Facebook Ends Conversion Tracking For Ads
Facebook is shutting down the beta version of a conversion tracking tool it launched earlier this year allowing advertisers to track activity on their Web sites after someone clicks or views their ad on Facebook. The aim was to help marketers determine the ROI of Facebook campaigns by tracking actions like registrations or sales driven by ads on the social network.
But in a message this week to advertisers testing the service, Facebook said it was discontinuing conversion tracking "after reviewing extensive feedback from beta participants." Advertisers will be able to collect data through the Facebook tracking tag until Oct. 20 and view historical conversion data through November 1.
But the company noted the change only affects conversion-tracking pixels used outside of Facebook. "We'll continue to automatically track and report on conversions for your Facebook Page or Event," the note stated.
Facebook today confirmed it was pulling the plug on conversion tracking after a seven-month trial. "While we learned a lot from the beta, our focus is not on building a full featured conversion tracking tool," the company said in a statement. "Moving forward, we will continue to invest in tools that help marketers better understand the effectiveness of ads that are social and include social context from friends." In that vein, the company earlier this month launched a new set of metrics in its Ad Manager tool to help advertisers measure the social context of ads by tracking the proportion that include endorsements from friends.
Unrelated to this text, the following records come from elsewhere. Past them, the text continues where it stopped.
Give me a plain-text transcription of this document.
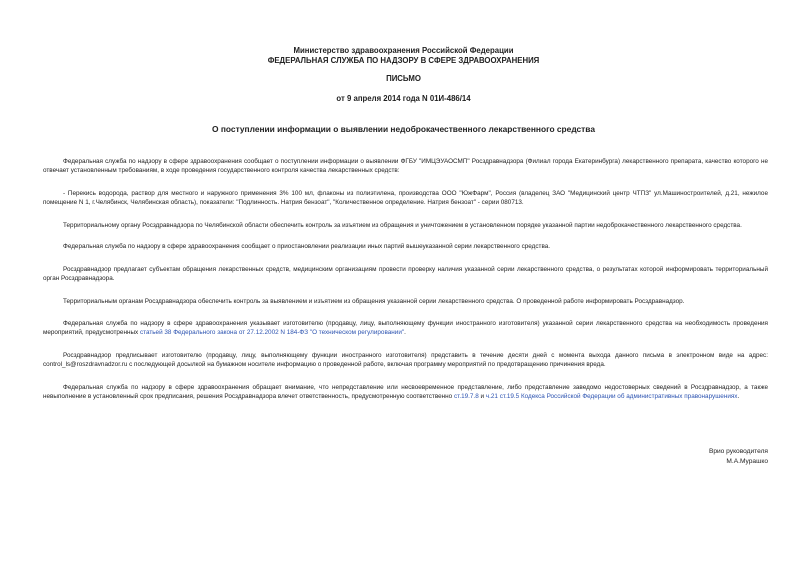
Министерство здравоохранения Российской Федерации
ФЕДЕРАЛЬНАЯ СЛУЖБА ПО НАДЗОРУ В СФЕРЕ ЗДРАВООХРАНЕНИЯ
ПИСЬМО
от 9 апреля 2014 года N 01И-486/14
О поступлении информации о выявлении недоброкачественного лекарственного средства

Федеральная служба по надзору в сфере здравоохранения сообщает о поступлении информации о выявлении ФГБУ "ИМЦЭУАОСМП" Росздравнадзора (Филиал города Екатеринбурга) лекарственного препарата, качество которого не отвечает установленным требованиям, в ходе проведения государственного контроля качества лекарственных средств:

- Перекись водорода, раствор для местного и наружного применения 3% 100 мл, флаконы из полиэтилена, производства ООО "ЮжФарм", Россия (владелец ЗАО "Медицинский центр ЧТПЗ" ул.Машиностроителей, д.21, нежилое помещение N 1, г.Челябинск, Челябинская область), показатели: "Подлинность. Натрия бензоат", "Количественное определение. Натрия бензоат" - серии 080713.

Территориальному органу Росздравнадзора по Челябинской области обеспечить контроль за изъятием из обращения и уничтожением в установленном порядке указанной партии недоброкачественного лекарственного средства.

Федеральная служба по надзору в сфере здравоохранения сообщает о приостановлении реализации иных партий вышеуказанной серии лекарственного средства.

Росздравнадзор предлагает субъектам обращения лекарственных средств, медицинским организациям провести проверку наличия указанной серии лекарственного средства, о результатах которой информировать территориальный орган Росздравнадзора.

Территориальным органам Росздравнадзора обеспечить контроль за выявлением и изъятием из обращения указанной серии лекарственного средства. О проведенной работе информировать Росздравнадзор.

Федеральная служба по надзору в сфере здравоохранения указывает изготовителю (продавцу, лицу, выполняющему функции иностранного изготовителя) указанной серии лекарственного средства на необходимость проведения мероприятий, предусмотренных статьей 38 Федерального закона от 27.12.2002 N 184-ФЗ "О техническом регулировании".

Росздравнадзор предписывает изготовителю (продавцу, лицу, выполняющему функции иностранного изготовителя) представить в течение десяти дней с момента выхода данного письма в электронном виде на адрес: control_ls@roszdravnadzor.ru с последующей досылкой на бумажном носителе информацию о проведенной работе, включая программу мероприятий по предотвращению причинения вреда.

Федеральная служба по надзору в сфере здравоохранения обращает внимание, что непредставление или несвоевременное представление, либо представление заведомо недостоверных сведений в Росздравнадзор, а также невыполнение в установленный срок предписания, решения Росздравнадзора влечет ответственность, предусмотренную соответственно ст.19.7.8 и ч.21 ст.19.5 Кодекса Российской Федерации об административных правонарушениях.

Врио руководителя
М.А.Мурашко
That means telling advertisers what percentage of their ads people "Liked" or used to engage with a Facebook Page, event or application.
With the launch of Facebook's Open Graph and Like buttons for third-party sites earlier this year, some publishers and brands are now starting to integrate Likes more deeply to tailor their sites to specific users and boost results, according to an Ad Age story this week.
There's also Google Analytics. Bulbstorm, which creates branded apps and ad campaigns on Facebook for companies including Intel and Ruiz Foods, said clients often prefer to have reporting done via Google Analytics because that's the Web tracking service they are already using.
Facebook's conversion tracking service, which the company tested, "really seemed to be a redundant offering," said Matt Simpson, marketing director at Bulbstorm. "When you can adapt Google Analytics to track conversions from Facebook or LinkedIn or other sites, that seems to be the preferred model," he added.
Other social media marketing firms are also developing tools to bring greater accountability to advertising on Facebook and other social sites. Buddy Media, for instance, this month announced a partnership with MarketShare Partners to develop analytics tying social marketing initiatives to tangible offline results like increased sales and profitability.